Por sua vez, a estimativa do Pecege quanto ao renovável proveniente do milho se manteve a mesma desde fevereiro, 3,09 bilhões de litros, representando aumento de 20,23% no comparativo anual.

Seca não é homogênea

O fato de que a ausência de chuva vem impactando os canaviais desde o ano passado está longe de ser uma novidade. Porém Torres alerta que a seca não é um fenômeno homogêneo: “Ela não vai prejudicar todas a usinas da região do Centro-Sul. Ao sul de Mato Grosso do Sul há clima muito positivo, inclusive”.

O economista chegou a esta conclusão a partir de dados que comparam a precipitação no Centro-Sul durante o primeiro trimestre de 2021 e a média histórica.

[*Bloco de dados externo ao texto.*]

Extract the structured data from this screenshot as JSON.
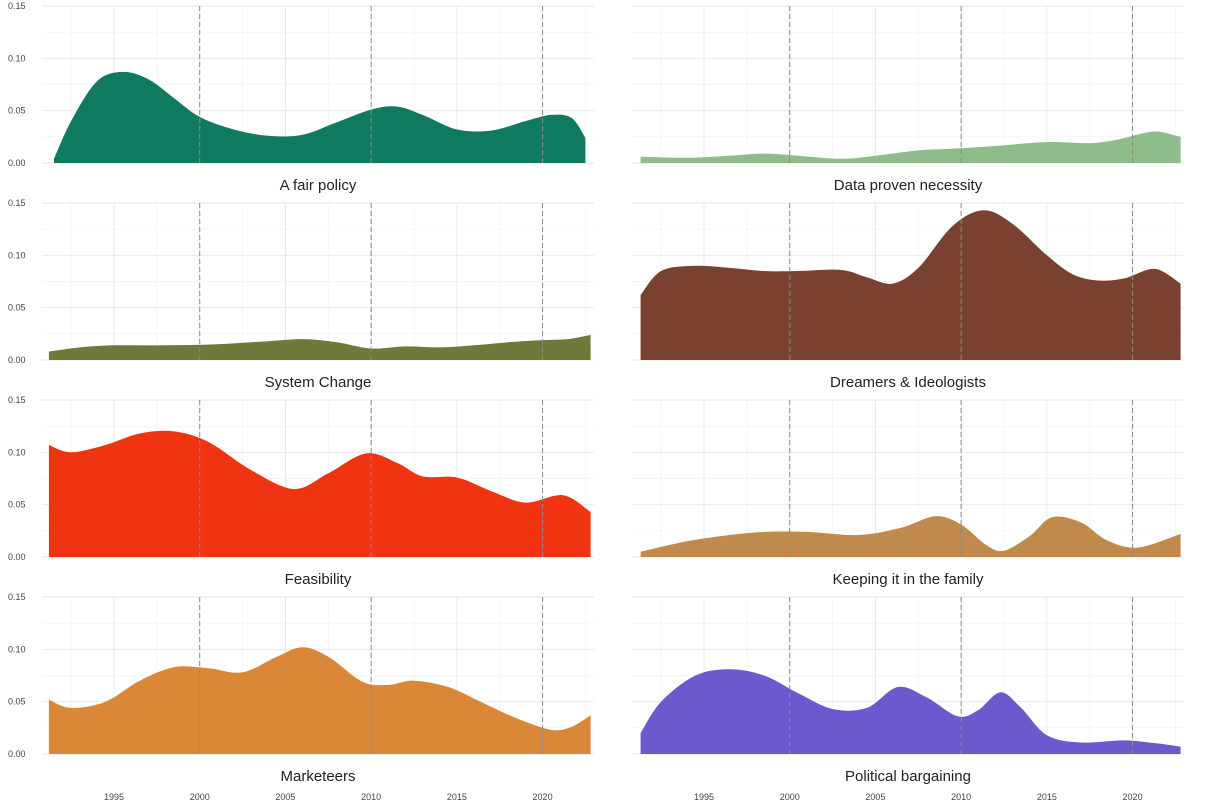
{
  "chart_data": {
    "type": "area",
    "xlim": [
      1990.8,
      2023.0
    ],
    "ylim": [
      0,
      0.15
    ],
    "y_ticks": [
      "0.00",
      "0.05",
      "0.10",
      "0.15"
    ],
    "x_ticks": [
      "1995",
      "2000",
      "2005",
      "2010",
      "2015",
      "2020"
    ],
    "reference_lines_x": [
      2000,
      2010,
      2020
    ],
    "grid": true,
    "panels": [
      {
        "title": "A fair policy",
        "color": "#0f7a60",
        "x": [
          1991.5,
          1992.5,
          1994,
          1995.5,
          1997,
          1998.5,
          2000,
          2002,
          2004,
          2006,
          2008,
          2010,
          2011.5,
          2013,
          2015,
          2017,
          2019,
          2020.5,
          2021.7,
          2022.5
        ],
        "y": [
          0.004,
          0.04,
          0.078,
          0.087,
          0.08,
          0.062,
          0.044,
          0.032,
          0.026,
          0.027,
          0.039,
          0.051,
          0.054,
          0.046,
          0.032,
          0.031,
          0.04,
          0.046,
          0.043,
          0.024
        ]
      },
      {
        "title": "Data proven necessity",
        "color": "#8fbc8b",
        "x": [
          1991.3,
          1994,
          1996.5,
          1998.5,
          2000.5,
          2003,
          2005,
          2007.5,
          2010,
          2012.5,
          2015,
          2017.5,
          2019,
          2020.5,
          2021.5,
          2022.8
        ],
        "y": [
          0.006,
          0.005,
          0.007,
          0.009,
          0.007,
          0.004,
          0.007,
          0.012,
          0.014,
          0.017,
          0.02,
          0.019,
          0.022,
          0.028,
          0.03,
          0.025
        ]
      },
      {
        "title": "System Change",
        "color": "#6e7a3a",
        "x": [
          1991.2,
          1993,
          1995,
          1998,
          2001,
          2004,
          2006,
          2008,
          2010,
          2012,
          2014,
          2016,
          2018,
          2020,
          2021.5,
          2022.8
        ],
        "y": [
          0.008,
          0.012,
          0.014,
          0.014,
          0.015,
          0.018,
          0.02,
          0.017,
          0.011,
          0.013,
          0.012,
          0.014,
          0.017,
          0.019,
          0.02,
          0.024
        ]
      },
      {
        "title": "Dreamers & Ideologists",
        "color": "#7a4030",
        "x": [
          1991.3,
          1992.5,
          1994.5,
          1996.5,
          1998.5,
          2000.5,
          2003,
          2004.5,
          2006,
          2007.5,
          2009.5,
          2011.3,
          2013,
          2015,
          2016.5,
          2018,
          2019.5,
          2021.3,
          2022.8
        ],
        "y": [
          0.062,
          0.085,
          0.09,
          0.088,
          0.085,
          0.085,
          0.086,
          0.079,
          0.073,
          0.088,
          0.128,
          0.143,
          0.13,
          0.1,
          0.082,
          0.076,
          0.078,
          0.087,
          0.073
        ]
      },
      {
        "title": "Feasibility",
        "color": "#f03412",
        "x": [
          1991.2,
          1992.5,
          1994.5,
          1996.5,
          1998.5,
          2000.5,
          2003,
          2005.5,
          2007.5,
          2009.7,
          2011.5,
          2013,
          2015,
          2017,
          2019,
          2021.2,
          2022.8
        ],
        "y": [
          0.107,
          0.1,
          0.107,
          0.118,
          0.12,
          0.11,
          0.083,
          0.065,
          0.08,
          0.099,
          0.09,
          0.077,
          0.076,
          0.063,
          0.052,
          0.059,
          0.043
        ]
      },
      {
        "title": "Keeping it in the family",
        "color": "#c08a4c",
        "x": [
          1991.3,
          1994,
          1996.5,
          1998.5,
          2001,
          2004,
          2006.5,
          2008.5,
          2010,
          2011.5,
          2012.5,
          2014,
          2015.3,
          2017,
          2018.5,
          2020.3,
          2022.8
        ],
        "y": [
          0.005,
          0.015,
          0.021,
          0.024,
          0.024,
          0.021,
          0.028,
          0.039,
          0.031,
          0.011,
          0.006,
          0.02,
          0.038,
          0.033,
          0.016,
          0.009,
          0.022
        ]
      },
      {
        "title": "Marketeers",
        "color": "#da8838",
        "x": [
          1991.2,
          1992.5,
          1994.5,
          1996.5,
          1998.5,
          2000.5,
          2002.5,
          2004.5,
          2006,
          2007.5,
          2009.5,
          2011,
          2012.5,
          2014.5,
          2016.5,
          2018.5,
          2020.5,
          2021.7,
          2022.8
        ],
        "y": [
          0.052,
          0.044,
          0.05,
          0.07,
          0.083,
          0.082,
          0.078,
          0.093,
          0.102,
          0.093,
          0.069,
          0.066,
          0.07,
          0.064,
          0.049,
          0.034,
          0.023,
          0.026,
          0.037
        ]
      },
      {
        "title": "Political bargaining",
        "color": "#6a5acd",
        "x": [
          1991.3,
          1992.5,
          1994.5,
          1996.5,
          1998.5,
          2000.5,
          2002.5,
          2004.5,
          2006.3,
          2008,
          2009.8,
          2011,
          2012.3,
          2013.5,
          2015,
          2017,
          2019.5,
          2021.5,
          2022.8
        ],
        "y": [
          0.02,
          0.05,
          0.075,
          0.081,
          0.075,
          0.058,
          0.043,
          0.044,
          0.064,
          0.054,
          0.036,
          0.042,
          0.059,
          0.044,
          0.018,
          0.011,
          0.013,
          0.01,
          0.007
        ]
      }
    ]
  }
}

Segundo ele, o sul de Goiás, o triângulo mineiro e o norte do estado de São Paulo (especialmente Frutal, Orindiúva, São José do Rio Preto e Catanduva) são áreas fortemente impactadas pela seca, onde haverá as principais quedas de produtividade. Inclusive, tanto no norte de São Paulo quanto no extremo oeste do triângulo mineiro, há uma diferença hídrica superior a 270 milímetros de chuvas em relação ao usual para a região.

Além disso, excetuando a região norte de Minas Gerais e Goiás, todos os estados apresentam déficit hídrico superior a 100 milímetros em relação aos anos anteriores na maior parte do seu território, expressa o Pecege.

De acordo com dados de saúde vegetal recentes, disponibilizados ao Pecege pela Administração Oceânica e Atmosférica Nacional (NOAA), os estados de São Paulo, Mato Grosso, Mato Grosso do Sul e Paraná apresentam condições de umidade e temperatura desfavoráveis para o crescimento vegetativo, fator que reforça as preocupações com produtividade.